Data hungry spectators are being blamed by The International Olympic Committee for overloading the mobile phone network during the Olympic men’s cycling road race on Saturday 29 July 2012.
Spectators accessing data services, including Twitter, on their smartphones used up so much network capacity that it allegedly disrupted the transmission of performance and timing information being sent over the GPRS network from chips on the riders’ bikes.
According to a report in the Guardian newspaper, the Joint Olympic Operators Group (comprising the major mobile phone networks providing wireless coverage for the Games) blamed the London 2012 organisers LOCOG for not warning them in advance that the mobile phone network would be vitally important in transmitting data from the chips on the bikes.
The Group said that if they had been notified in advance they could have provided extra wireless capacity along the route and prioritised traffic to ensure the data from the chips was given priority, the Guardian reported.
Commenting on the reported mobile network meltdown, Sean Larner, VP international sales at Wi-Fi solutions provider Xirrus, told Wireless that the situation could have been avoided if the Olympics had followed the example of the recent Tour de France.

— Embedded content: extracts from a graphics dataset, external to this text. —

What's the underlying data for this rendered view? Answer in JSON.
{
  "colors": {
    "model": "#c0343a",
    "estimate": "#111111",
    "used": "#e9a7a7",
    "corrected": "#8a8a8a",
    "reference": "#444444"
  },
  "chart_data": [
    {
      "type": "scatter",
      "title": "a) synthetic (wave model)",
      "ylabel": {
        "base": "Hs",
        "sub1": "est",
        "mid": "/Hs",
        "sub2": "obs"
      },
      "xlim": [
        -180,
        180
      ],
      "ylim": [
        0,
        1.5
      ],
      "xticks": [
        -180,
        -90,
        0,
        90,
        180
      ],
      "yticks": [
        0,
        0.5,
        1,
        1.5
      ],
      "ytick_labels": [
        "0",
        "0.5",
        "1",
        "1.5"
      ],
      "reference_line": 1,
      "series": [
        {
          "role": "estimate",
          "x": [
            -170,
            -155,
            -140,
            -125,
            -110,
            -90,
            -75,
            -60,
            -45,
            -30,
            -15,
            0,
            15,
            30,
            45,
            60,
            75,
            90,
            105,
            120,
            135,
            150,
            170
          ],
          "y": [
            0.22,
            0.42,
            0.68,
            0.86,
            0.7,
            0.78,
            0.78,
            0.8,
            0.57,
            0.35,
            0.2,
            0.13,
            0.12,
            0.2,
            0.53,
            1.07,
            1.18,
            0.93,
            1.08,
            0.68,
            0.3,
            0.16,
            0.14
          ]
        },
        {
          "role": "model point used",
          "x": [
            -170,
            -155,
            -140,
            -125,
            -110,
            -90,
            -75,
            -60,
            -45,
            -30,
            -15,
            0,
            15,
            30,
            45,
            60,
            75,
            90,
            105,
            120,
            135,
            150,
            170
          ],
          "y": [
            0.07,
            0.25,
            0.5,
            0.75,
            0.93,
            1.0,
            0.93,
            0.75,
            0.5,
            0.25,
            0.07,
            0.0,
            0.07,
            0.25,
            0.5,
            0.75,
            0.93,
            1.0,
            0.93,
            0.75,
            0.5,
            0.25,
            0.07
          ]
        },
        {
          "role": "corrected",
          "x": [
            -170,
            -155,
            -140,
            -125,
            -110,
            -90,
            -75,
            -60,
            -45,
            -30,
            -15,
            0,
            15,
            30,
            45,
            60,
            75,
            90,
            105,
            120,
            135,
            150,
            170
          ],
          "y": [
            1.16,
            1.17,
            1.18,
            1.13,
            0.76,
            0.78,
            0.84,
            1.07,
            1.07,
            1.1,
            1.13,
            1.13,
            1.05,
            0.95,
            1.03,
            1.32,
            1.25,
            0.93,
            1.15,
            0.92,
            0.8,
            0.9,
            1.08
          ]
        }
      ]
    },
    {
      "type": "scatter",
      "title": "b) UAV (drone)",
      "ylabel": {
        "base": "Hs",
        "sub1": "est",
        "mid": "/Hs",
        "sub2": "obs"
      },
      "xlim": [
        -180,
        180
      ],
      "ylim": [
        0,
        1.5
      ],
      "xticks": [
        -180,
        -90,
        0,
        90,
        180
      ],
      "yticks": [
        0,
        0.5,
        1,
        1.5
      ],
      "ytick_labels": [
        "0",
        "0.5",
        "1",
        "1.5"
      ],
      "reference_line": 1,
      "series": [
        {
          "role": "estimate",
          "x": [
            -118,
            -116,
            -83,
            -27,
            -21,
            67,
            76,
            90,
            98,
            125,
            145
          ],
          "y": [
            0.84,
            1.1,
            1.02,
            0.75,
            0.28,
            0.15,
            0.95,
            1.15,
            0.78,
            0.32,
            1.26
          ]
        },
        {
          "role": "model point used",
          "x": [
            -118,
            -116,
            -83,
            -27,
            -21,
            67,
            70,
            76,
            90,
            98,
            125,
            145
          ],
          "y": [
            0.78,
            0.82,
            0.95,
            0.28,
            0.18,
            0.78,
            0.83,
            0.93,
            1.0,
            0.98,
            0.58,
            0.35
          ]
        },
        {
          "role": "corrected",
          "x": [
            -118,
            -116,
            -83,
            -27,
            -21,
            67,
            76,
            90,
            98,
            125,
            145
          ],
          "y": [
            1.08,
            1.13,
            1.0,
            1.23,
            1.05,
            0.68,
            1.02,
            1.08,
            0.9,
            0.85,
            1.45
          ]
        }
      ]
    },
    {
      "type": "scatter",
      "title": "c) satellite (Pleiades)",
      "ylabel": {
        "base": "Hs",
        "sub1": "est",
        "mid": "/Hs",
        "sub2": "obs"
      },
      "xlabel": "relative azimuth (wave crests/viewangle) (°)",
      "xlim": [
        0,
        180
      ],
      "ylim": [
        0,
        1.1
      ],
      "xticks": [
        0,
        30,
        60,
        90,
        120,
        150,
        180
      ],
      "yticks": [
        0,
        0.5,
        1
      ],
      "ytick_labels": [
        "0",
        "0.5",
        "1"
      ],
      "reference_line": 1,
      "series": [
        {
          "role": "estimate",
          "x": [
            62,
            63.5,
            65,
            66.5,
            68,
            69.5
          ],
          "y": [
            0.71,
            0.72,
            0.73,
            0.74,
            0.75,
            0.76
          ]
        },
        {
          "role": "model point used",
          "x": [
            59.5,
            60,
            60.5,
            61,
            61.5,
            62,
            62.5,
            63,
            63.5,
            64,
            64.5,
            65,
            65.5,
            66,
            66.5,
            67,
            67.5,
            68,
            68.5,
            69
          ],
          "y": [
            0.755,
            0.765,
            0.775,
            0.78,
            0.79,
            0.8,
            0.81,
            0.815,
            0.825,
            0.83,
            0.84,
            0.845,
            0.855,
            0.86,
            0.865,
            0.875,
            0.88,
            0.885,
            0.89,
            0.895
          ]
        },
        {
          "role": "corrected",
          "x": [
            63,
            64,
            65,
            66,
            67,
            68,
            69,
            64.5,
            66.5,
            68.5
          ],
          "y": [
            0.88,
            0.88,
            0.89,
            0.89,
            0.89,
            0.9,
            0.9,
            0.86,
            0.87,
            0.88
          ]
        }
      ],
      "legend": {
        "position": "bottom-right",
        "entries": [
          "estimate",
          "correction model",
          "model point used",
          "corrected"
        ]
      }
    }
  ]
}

In that instance, the French Operation Division of mobile phone operator Orange provided the Tour de France, NBC Sports, government dignitaries, and thousands of media professionals with reliable, high-performance wireless connectivity using Xirrus equipment.
Besides all the event organisers, the network supported 125 TV broadcasters, 2,300 journalists, 70 radio stations, and 450 newspapers transferring enormous amounts of media-rich files from the Tour’s start village, timing locations, sprint locations, media centres (pictured) and finish lines.

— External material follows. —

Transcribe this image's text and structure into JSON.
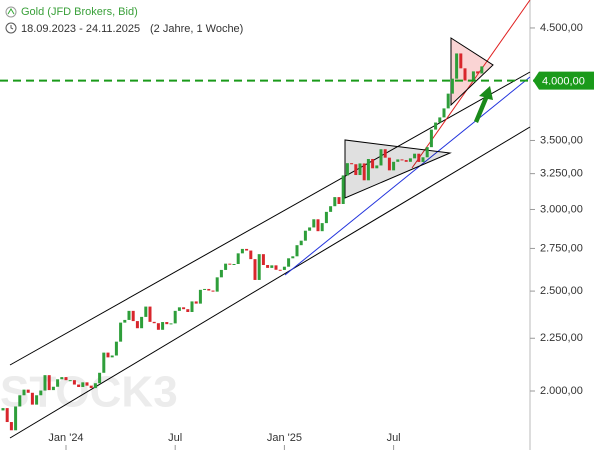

‘We deploy what we call our RDKs (rapid deployment kits) which allow us to set up a network anywhere. You don’t even necessarily need fixed power, as it can be run off solar power, for example,’ said Larner.
Xirrus’ solution involves setting up an array (or access point) which can contain 2, 4, 8, or 16 radios inside, depending on the power requirement needed. The array sits on a tripod and can supply a wide range of wireless connectivity over a long distance.

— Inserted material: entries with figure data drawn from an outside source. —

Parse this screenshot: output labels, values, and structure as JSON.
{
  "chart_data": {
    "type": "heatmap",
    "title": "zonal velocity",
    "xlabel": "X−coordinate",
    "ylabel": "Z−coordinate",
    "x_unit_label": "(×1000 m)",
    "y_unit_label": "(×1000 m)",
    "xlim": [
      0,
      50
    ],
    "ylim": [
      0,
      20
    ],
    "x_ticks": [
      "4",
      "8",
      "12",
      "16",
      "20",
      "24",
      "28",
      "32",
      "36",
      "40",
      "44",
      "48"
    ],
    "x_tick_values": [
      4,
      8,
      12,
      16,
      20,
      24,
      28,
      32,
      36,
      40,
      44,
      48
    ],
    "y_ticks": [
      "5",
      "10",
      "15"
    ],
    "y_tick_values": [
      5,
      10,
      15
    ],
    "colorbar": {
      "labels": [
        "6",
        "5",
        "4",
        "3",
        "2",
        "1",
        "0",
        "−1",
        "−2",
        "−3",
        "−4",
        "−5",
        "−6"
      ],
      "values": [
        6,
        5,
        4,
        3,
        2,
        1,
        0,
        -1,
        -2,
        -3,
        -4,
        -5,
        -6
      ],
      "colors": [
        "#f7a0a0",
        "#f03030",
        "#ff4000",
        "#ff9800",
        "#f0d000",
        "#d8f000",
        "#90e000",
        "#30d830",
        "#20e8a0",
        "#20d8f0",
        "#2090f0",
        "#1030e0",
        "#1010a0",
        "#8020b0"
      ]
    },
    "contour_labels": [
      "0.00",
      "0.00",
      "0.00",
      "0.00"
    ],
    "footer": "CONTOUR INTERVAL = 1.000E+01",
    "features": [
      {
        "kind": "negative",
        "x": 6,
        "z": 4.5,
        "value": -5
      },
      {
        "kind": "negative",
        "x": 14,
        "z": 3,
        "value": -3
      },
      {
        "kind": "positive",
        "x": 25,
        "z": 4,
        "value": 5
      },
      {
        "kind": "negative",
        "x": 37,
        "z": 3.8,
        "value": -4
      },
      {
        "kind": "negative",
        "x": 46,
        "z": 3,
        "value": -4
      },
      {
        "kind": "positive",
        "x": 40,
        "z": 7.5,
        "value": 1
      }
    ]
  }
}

‘The array provides the same kind of functionality that someone like Cisco would set up – it’s a standalone switch if you like,’ explained Larner. ‘It can do everything that needs to be done in terms of security, access control, looking for rogue devices coming on to the network – all integrated into one device. Our array-based architecture gives four times the coverage any other access point and eight times the speed. That means fewer arrays are required, along with less switching, cabling and general infrastructure.’
Larner said that Xirrus' Wi-Fi architecture tends to be very successful where a plethora of people are trying to access the internet at the same time, as it has the power and range to accommodate thousands of devices simultaneously and it can be scaled up easily to meet demand.
Xirrus equipment has been used for large events such as the South by South West Festival in Austin, Texas and by large corporates, such as Salesforce, Microsoft, SAP and Nokia, for their major events.
Larner sees stadiums as a major opportunity going forward. ‘It’s about providing the “fan experience”, but the challenging area is providing Wi-Fi capacity in the bowl,’ he says.
The bulk of devices being used by fans are now smartphones all trying to access the limited amount of spectrum available in the 2.4GHz unlicensed Wi-Fi band. The beamforming capability in Xirrus’ arrays allows it to direct the beam very precisely within the stadium – cutting it up into thin slices – to provide enough capacity to everyone within the stadium, while at the same time avoiding interference.